The latter is what can lead to the next age. In any case, great business leaders harness the excitement and use it as a springboard forward into more challenging ages.

Age Two: Rapid Realization

This age can be short-lived if caught in time. This time represents a period of sudden understanding that things may not be as simple as the original excitement let on. This stage can be either traumatic or a good wakeup call for everyone involved.

A good leader will use this moment of painful realization to motivate the team to move forward with both the original excitement and the appropriate sobriety required to keep the business moving forward.

Age Three: Analysis

This age is vital for the progress of a business. While growth during this age may not be readily attainable, it is a time for evaluating processes and deciding on beneficial next steps.

The age of analysis should lead to a trove of information that benefits leaders by providing insight into what works and what does not.

Age Four: Coming of Age

The fourth age is where things really settle down for businesses.

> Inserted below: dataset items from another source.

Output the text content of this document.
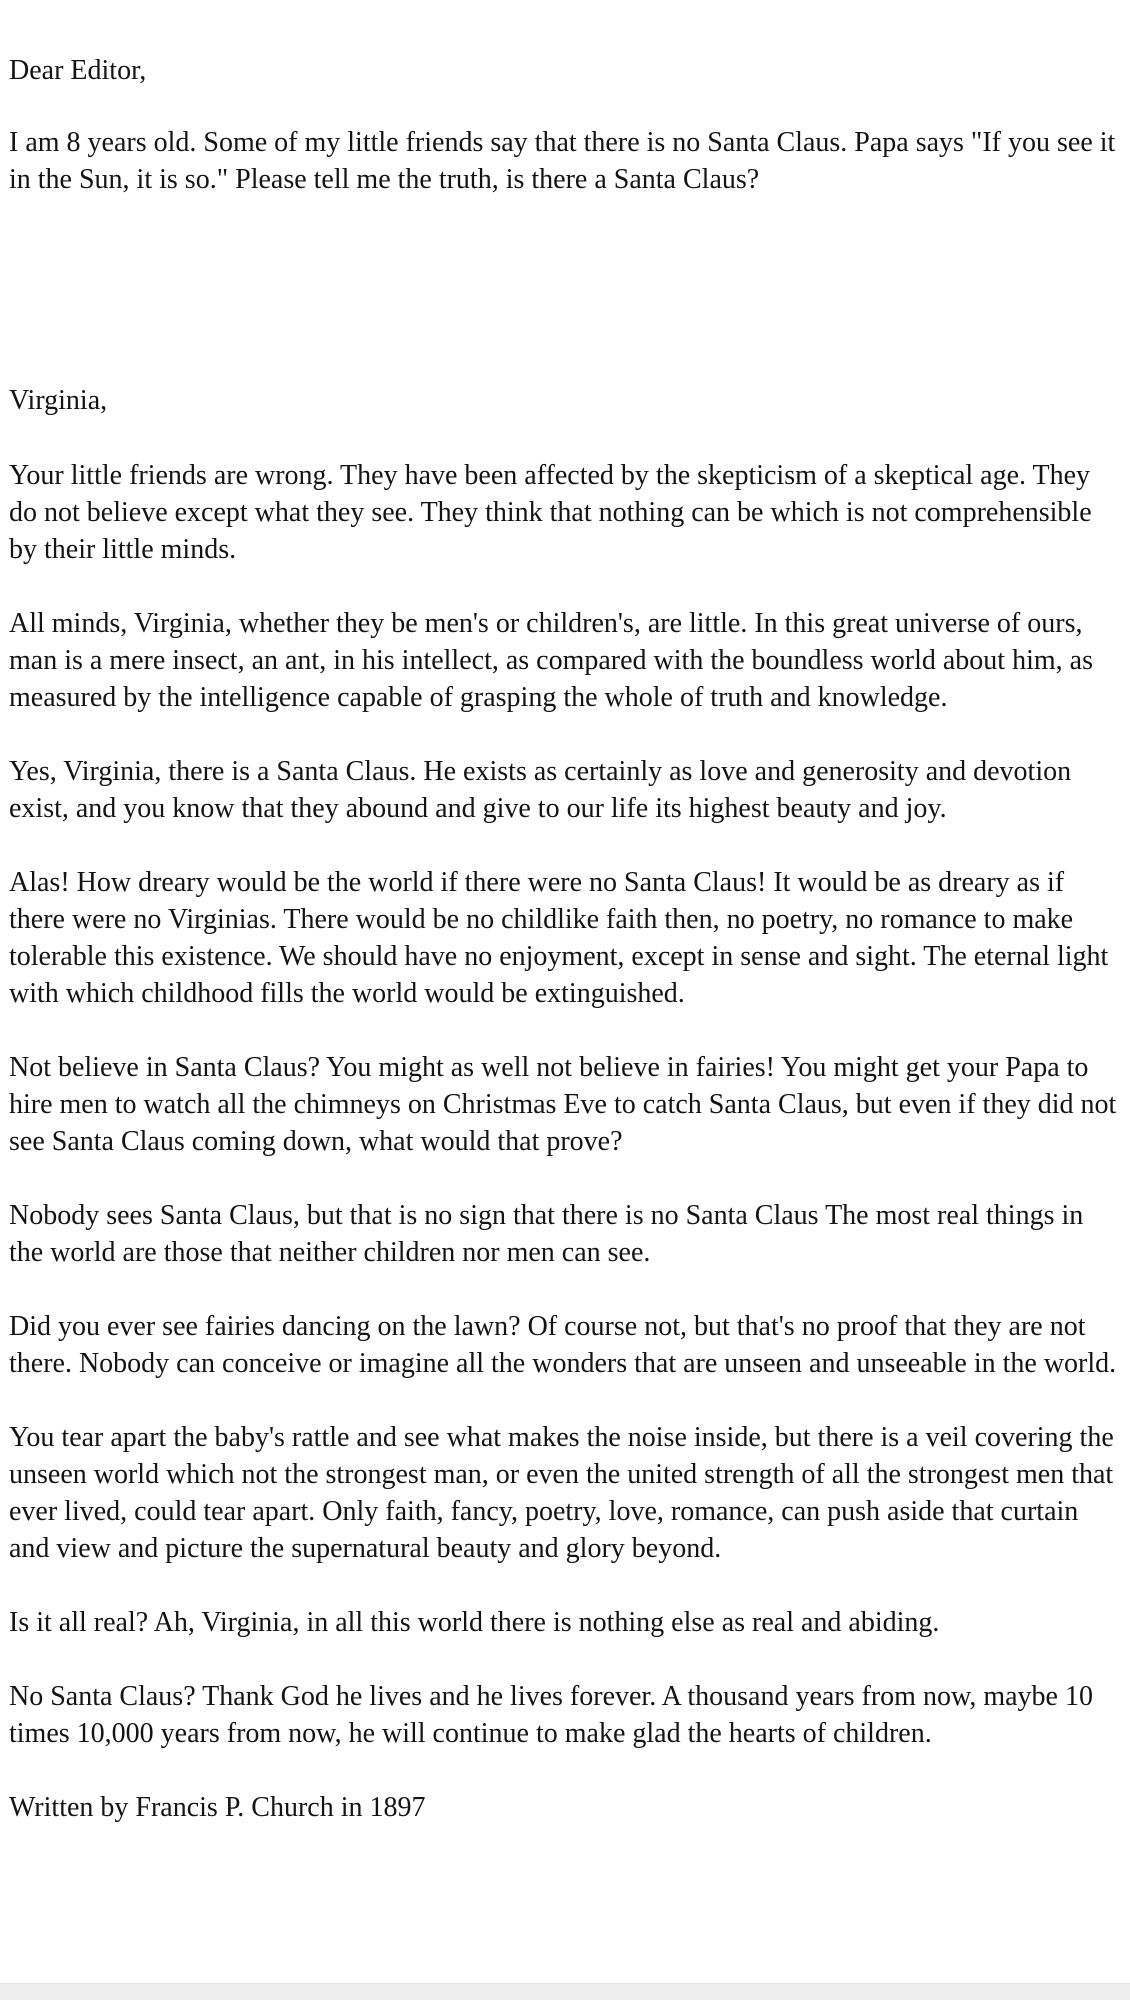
Dear Editor,

I am 8 years old. Some of my little friends say that there is no Santa Claus. Papa says "If you see it in the Sun, it is so." Please tell me the truth, is there a Santa Claus?

Virginia,

Your little friends are wrong. They have been affected by the skepticism of a skeptical age. They do not believe except what they see. They think that nothing can be which is not comprehensible by their little minds.

All minds, Virginia, whether they be men's or children's, are little. In this great universe of ours, man is a mere insect, an ant, in his intellect, as compared with the boundless world about him, as measured by the intelligence capable of grasping the whole of truth and knowledge.

Yes, Virginia, there is a Santa Claus. He exists as certainly as love and generosity and devotion exist, and you know that they abound and give to our life its highest beauty and joy.

Alas! How dreary would be the world if there were no Santa Claus! It would be as dreary as if there were no Virginias. There would be no childlike faith then, no poetry, no romance to make tolerable this existence. We should have no enjoyment, except in sense and sight. The eternal light with which childhood fills the world would be extinguished.

Not believe in Santa Claus? You might as well not believe in fairies! You might get your Papa to hire men to watch all the chimneys on Christmas Eve to catch Santa Claus, but even if they did not see Santa Claus coming down, what would that prove?

Nobody sees Santa Claus, but that is no sign that there is no Santa Claus The most real things in the world are those that neither children nor men can see.

Did you ever see fairies dancing on the lawn? Of course not, but that's no proof that they are not there. Nobody can conceive or imagine all the wonders that are unseen and unseeable in the world.

You tear apart the baby's rattle and see what makes the noise inside, but there is a veil covering the unseen world which not the strongest man, or even the united strength of all the strongest men that ever lived, could tear apart. Only faith, fancy, poetry, love, romance, can push aside that curtain and view and picture the supernatural beauty and glory beyond.

Is it all real? Ah, Virginia, in all this world there is nothing else as real and abiding.

No Santa Claus? Thank God he lives and he lives forever. A thousand years from now, maybe 10 times 10,000 years from now, he will continue to make glad the hearts of children.

Written by Francis P. Church in 1897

However, this should not lead to a sense of complacency. The next age will require a laser focus if it is to be reached.

As the business comes of age, the third age proves fruitful. Processes are perfected and systems run flawlessly with maximum efficiency.

Age Five: Growth

Expansion might be a better term for this age, depending on the type of business. In any case, this period can be tumultuous as the term “growing pains” often applies.

The business should look toward avenues of expansion like bigger teams, a larger client base, or new product lines. Obviously, errors in this age can be disheartening and downright determinantal to a business.

Age Six: Successes

Of course, the business should have been a success to even reach this age. However, this period marks the pinnacle of the process. Not only has the business been successful but it has navigated the rough seas of a trying growth period.

Leaders must beware of the pitfalls of this time, as others will be extremely interested in how the business made it to this point. Businesses can experience staff turnover as poaching occurs and could be faced with those looking to mimic or sink the operation.

Age Seven: Homeostasis

At this point, there are two paths a business might take: surviving and maintaining its success or intentional destruction. Many businesses simply cannot endure decades of existence, which is perfectly normal.

For those companies created with a lasting model, this age marks the last one until a major change comes about. This stage can be infinite if a company simply continues to survive on its proven processes and systems.